Russian Military Says Fighter Detained In Ukraine Was Discharged In 2016

The Russian military has denied that a Russian man who was detained by government forces in eastern Ukraine in June is an active-duty serviceman.

Footage in which Viktor Ageyev said he was serving in the Russian armed forces on a contractual basis when he was captured was broadcast in Ukraine on July 9.

In a statement released late on July 10, Russia's Southern Military District said that Ageyev was discharged from the military in spring 2016 and now "has nothing to do with the Russian Army."

Despite ample evidence, Russia denies accusations by Kyiv and the West that it is providing weapons, training, and personnel to support separatists fighting government forces in a conflict that has killed more than 10,000 people in eastern Ukraine since April 2014.

In Kyiv on July 10, NATO Secretary-General Jens Stoltenberg has called on Russia to remove what he said were thousands of its soldiers from Ukraine "and stop supporting the militants with command-and-control and military equipment."

The Russian denial that Ageyev was an active soldier at the time of his detention echoed developments following the capture of two other Russians, Aleksandr Aleksandrov and Yevgeny Yerofeyev, in May 2015.

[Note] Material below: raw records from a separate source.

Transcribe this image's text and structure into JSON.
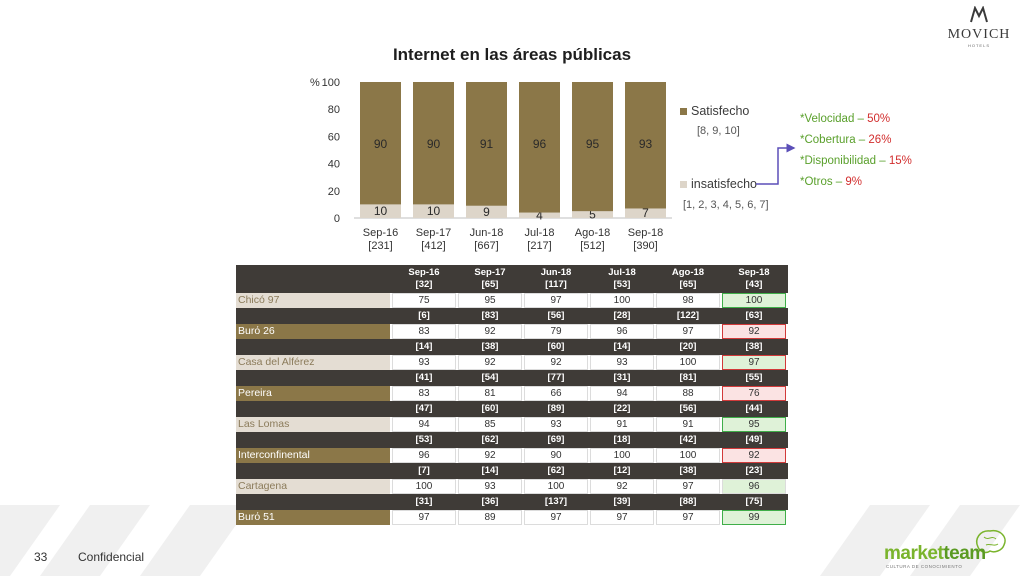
{
  "header": {
    "brand": "MOVICH",
    "brand_sub": "HOTELS"
  },
  "chart_data": {
    "type": "bar",
    "stacked": true,
    "title": "Internet en las áreas públicas",
    "ylabel": "%",
    "ylim": [
      0,
      100
    ],
    "yticks": [
      "0",
      "20",
      "40",
      "60",
      "80",
      "100"
    ],
    "categories": [
      "Sep-16",
      "Sep-17",
      "Jun-18",
      "Jul-18",
      "Ago-18",
      "Sep-18"
    ],
    "bases": [
      "[231]",
      "[412]",
      "[667]",
      "[217]",
      "[512]",
      "[390]"
    ],
    "series": [
      {
        "name": "insatisfecho",
        "range": "[1, 2, 3, 4, 5, 6, 7]",
        "color": "#ddd5c9",
        "values": [
          10,
          10,
          9,
          4,
          5,
          7
        ]
      },
      {
        "name": "Satisfecho",
        "range": "[8, 9, 10]",
        "color": "#8b7748",
        "values": [
          90,
          90,
          91,
          96,
          95,
          93
        ]
      }
    ],
    "legend": "right"
  },
  "reasons": [
    {
      "label": "*Velocidad – ",
      "pct": "50%"
    },
    {
      "label": "*Cobertura – ",
      "pct": "26%"
    },
    {
      "label": "*Disponibilidad – ",
      "pct": "15%"
    },
    {
      "label": "*Otros – ",
      "pct": "9%"
    }
  ],
  "table": {
    "periods": [
      "Sep-16",
      "Sep-17",
      "Jun-18",
      "Jul-18",
      "Ago-18",
      "Sep-18"
    ],
    "hotels": [
      {
        "name": "Chicó 97",
        "style": "light",
        "bases": [
          "[32]",
          "[65]",
          "[117]",
          "[53]",
          "[65]",
          "[43]"
        ],
        "values": [
          "75",
          "95",
          "97",
          "100",
          "98",
          "100"
        ],
        "highlight": "green"
      },
      {
        "name": "Burό 26",
        "style": "dark",
        "bases": [
          "[6]",
          "[83]",
          "[56]",
          "[28]",
          "[122]",
          "[63]"
        ],
        "values": [
          "83",
          "92",
          "79",
          "96",
          "97",
          "92"
        ],
        "highlight": "red"
      },
      {
        "name": "Casa del Alférez",
        "style": "light",
        "bases": [
          "[14]",
          "[38]",
          "[60]",
          "[14]",
          "[20]",
          "[38]"
        ],
        "values": [
          "93",
          "92",
          "92",
          "93",
          "100",
          "97"
        ],
        "highlight": "red-green"
      },
      {
        "name": "Pereira",
        "style": "dark",
        "bases": [
          "[41]",
          "[54]",
          "[77]",
          "[31]",
          "[81]",
          "[55]"
        ],
        "values": [
          "83",
          "81",
          "66",
          "94",
          "88",
          "76"
        ],
        "highlight": "red"
      },
      {
        "name": "Las Lomas",
        "style": "light",
        "bases": [
          "[47]",
          "[60]",
          "[89]",
          "[22]",
          "[56]",
          "[44]"
        ],
        "values": [
          "94",
          "85",
          "93",
          "91",
          "91",
          "95"
        ],
        "highlight": "green"
      },
      {
        "name": "Interconfinental",
        "style": "dark",
        "bases": [
          "[53]",
          "[62]",
          "[69]",
          "[18]",
          "[42]",
          "[49]"
        ],
        "values": [
          "96",
          "92",
          "90",
          "100",
          "100",
          "92"
        ],
        "highlight": "red"
      },
      {
        "name": "Cartagena",
        "style": "light",
        "bases": [
          "[7]",
          "[14]",
          "[62]",
          "[12]",
          "[38]",
          "[23]"
        ],
        "values": [
          "100",
          "93",
          "100",
          "92",
          "97",
          "96"
        ],
        "highlight": "green-fill"
      },
      {
        "name": "Burό 51",
        "style": "dark",
        "bases": [
          "[31]",
          "[36]",
          "[137]",
          "[39]",
          "[88]",
          "[75]"
        ],
        "values": [
          "97",
          "89",
          "97",
          "97",
          "97",
          "99"
        ],
        "highlight": "green"
      }
    ]
  },
  "footer": {
    "page": "33",
    "label": "Confidencial",
    "logo": "marketteam",
    "logo_a": "market",
    "logo_b": "team",
    "logo_tag": "CULTURA DE CONOCIMIENTO"
  }
}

The two men initially acknowledged that they were Russian Army soldiers, but retracted those statements after Russia claimed that they were no longer serving.

Aleksandrov and Ageyev were both sentenced to 14 years in prison in May 2016, after being convicted of fighting alongside the Russia-backed separatists in eastern Ukraine. They were later returned to Russia as part of an exchange for Ukrainian military aviator Nadia Savchenko.